I've been rewatching the "House of Cards" trilogy the last few days, and
sadly what has occurred throughout the campaign and subsequent election
makes that series seem like a children's cartoon. Media corruption and
distortion, a shameful refusal to press politicians on hurtful (and in some
cases hateful) lies, backscratching and backstabbing in equal measure, and
a general assumption by politicians and the press that the American people
do not deserve candor, respect, or the truth.

Mitt Romney is perhaps the most openly two-faced candidate in my lifetime
-- he has reversed his position on nearly every issue, and the ones he
didn't reverse were due to him being so vague and cryptic nobody knew where
he stood in the first place. Barack Obama has condoned torture, has ordered
the assassination of Americans, has openly supported legislation which
permits the government spying on citizens, and has wrongfully detained
countless people without due process of law -- the torture and wrongful
detention alone have endangered the lives of Americans at home and abroad,
as it rewrites foreign policy and makes us a target.

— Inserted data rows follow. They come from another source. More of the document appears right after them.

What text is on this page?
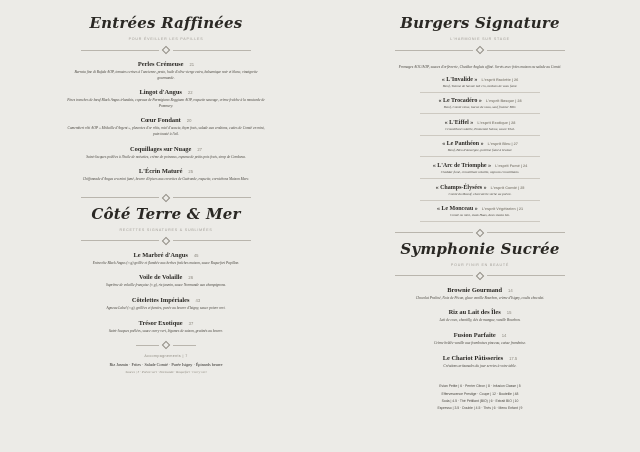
Entrées Raffinées
POUR ÉVEILLER LES PAPILLES
Perles Crémeuse 21
Burrata fine di Bufala AOP, tomates cerises à l'ancienne, pesto, huile d'olive vierge extra, balsamique noir et blanc, vinaigrette gourmande.
Lingot d'Angus 22
Fines tranches de bœuf Black Angus irlandais, copeaux de Parmigiano Reggiano AOP, roquette sauvage, crème fraîche à la moutarde de Pommery.
Cœur Fondant 20
Camembert rôti AOP « Médaille d'Argent », pleurotes d'or rôtis, miel d'acacia, thym frais, salade aux croûtons, cuites de Comté en mini, pain toasté à l'ail.
Coquillages sur Nuage 27
Saint-Jacques poêlées à l'huile de noisettes, crème de poireaux, espuma de petits pois frais, sirop de Combava.
L'Écrin Maturé 25
Chiffonnade d'Angus cru mini fumé, beurre d'épices aux crevettes de Guérande, roquette, cornichons Maison Marc.
Côté Terre & Mer
RECETTES SIGNATURES & SUBLIMÉES
Le Marbré d'Angus 45
Entrecôte Black Angus (≈ g) grillée et flambée aux herbes fraîches maison, sauce Roquefort Papillon.
Voile de Volaille 26
Suprême de volaille française (≈ g), riz jasmin, sauce Normande aux champignons.
Côtelettes Impériales 43
Agneau Label (≈ g), grillées et fumées, purée au beurre d'Isigny, sauce poivre vert.
Trésor Exotique 37
Saint-Jacques poêlées, sauce curry vert, légumes de saison, gratinés au beurre.
Accompagnements | 7
Riz Jasmin · Frites · Salade Comté · Purée Isigny · Épinards beurre
Sauces | 3 · Poivre vert · Normande · Roquefort · Curry vert
Burgers Signature
L'HARMONIE SUR STAGE
Fromages AOC/AOP, sauces d'orfèvrerie, Cheddar Anglais affiné. Servis avec frites maison ou salade au Comté.
« L'Invalide » L'esprit Raclette | 26
Bœuf, Tomme de Savoie lait cru, lardons de veau fumé.
« Le Trocadéro » L'esprit Basque | 28
Bœuf, Comté vieux, bacon de veau, sauf fromier BIO.
« L'Eiffel » L'esprit Exotique | 28
Croustillant volaille, Emmental Suisse, sauce Thaï.
« Le Panthéon » L'esprit Bleu | 27
Bœuf, Bleu d'Auvergne, poitrine fumé à braiser.
« L'Arc de Triomphe » L'esprit Fumé | 24
Cheddar fumé, croustillant volaille, oignons croustillants.
« Champs-Élysées » L'esprit Comté | 25
Comté du Massif, charcuterie sèche au poivre.
« Le Monceau » L'esprit Végétarien | 21
Comté ou mini, steak Haas, deux steaks bio.
Symphonie Sucrée
POUR FINIR EN BEAUTÉ
Brownie Gourmand 14
Chocolat Praliné, Noix de Pécan, glace vanille Bourbon, crème d'Isigny, coulis chocolat.
Riz au Lait des Îles 15
Lait de coco, chantilly, dés de mangue, vanille Bourbon.
Fusion Parfaite 14
Crème brûlée vanille aux framboises pinceau, caisse framboise.
Le Chariot Pâtisseries 17.5
Créations artisanales du jour servies à votre table.
Evian Petite | 6 · Perrier Citron | 8 · Infusion Classe | 5
Effervescence Prestige · Coupe | 12 · Bouteille | 48
Soda | 4.5 · Thé Pétillant (BIO) | 6 · Extrait BIO | 10
Espresso | 3.5 · Double | 4.5 · Thés | 6 · Menu Enfant | 9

Nothing I just wrote
is a shock, but everyone in power spent the last several years ignoring it
during the campaign. Instead we focus on Clint Eastwood talking to a chair
or Mitt Romney's binders full of women. We try to get candidates to provide
specifics to their respective tax plans, when everybody knows the
opposition party won't pass their tax plans anyway.

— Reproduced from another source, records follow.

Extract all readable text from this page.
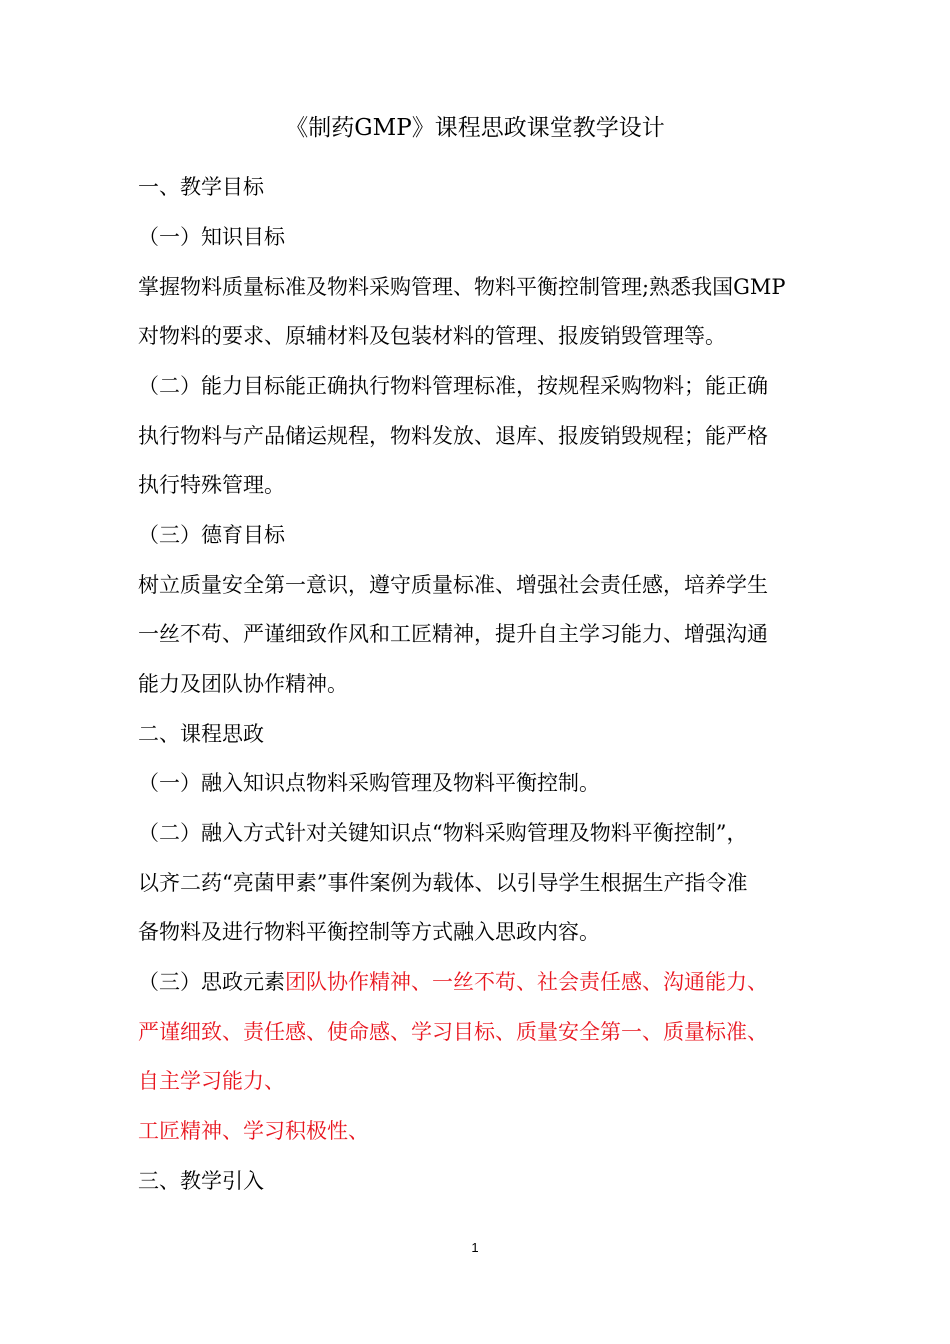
《制药GMP》课程思政课堂教学设计
一、教学目标
（一）知识目标
掌握物料质量标准及物料采购管理、物料平衡控制管理;熟悉我国GMP
对物料的要求、原辅材料及包装材料的管理、报废销毁管理等。
（二）能力目标能正确执行物料管理标准，按规程采购物料；能正确
执行物料与产品储运规程，物料发放、退库、报废销毁规程；能严格
执行特殊管理。
（三）德育目标
树立质量安全第一意识，遵守质量标准、增强社会责任感，培养学生
一丝不苟、严谨细致作风和工匠精神，提升自主学习能力、增强沟通
能力及团队协作精神。
二、课程思政
（一）融入知识点物料采购管理及物料平衡控制。
（二）融入方式针对关键知识点“物料采购管理及物料平衡控制”，
以齐二药“亮菌甲素”事件案例为载体、以引导学生根据生产指令准
备物料及进行物料平衡控制等方式融入思政内容。
（三）思政元素团队协作精神、一丝不苟、社会责任感、沟通能力、
严谨细致、责任感、使命感、学习目标、质量安全第一、质量标准、
自主学习能力、
工匠精神、学习积极性、
三、教学引入
1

Everybody has been making jokes about how FoxNews didn't know how to cover
an Obama victory. Does anybody think MSNBC could have covered a Romney
victory any better? They might have made different types of gaffes, but
they'd have been just as flummoxed and emotional. Donald Trump and Victoria
Jackson's Twitter feeds have been amusing, but Bill Maher's would have been
equally bombastic had Romney won. Karl Rove was upset FoxNews didn't wait
longer to declare a winner; I'm upset they took as long as they did. But
Rove got 45 minutes of national airtime to rant and rave. I get this
message board.

-- 
Kevin M. (RPCV)

-- 
TV or Not TV .... The Smartest (TV) People!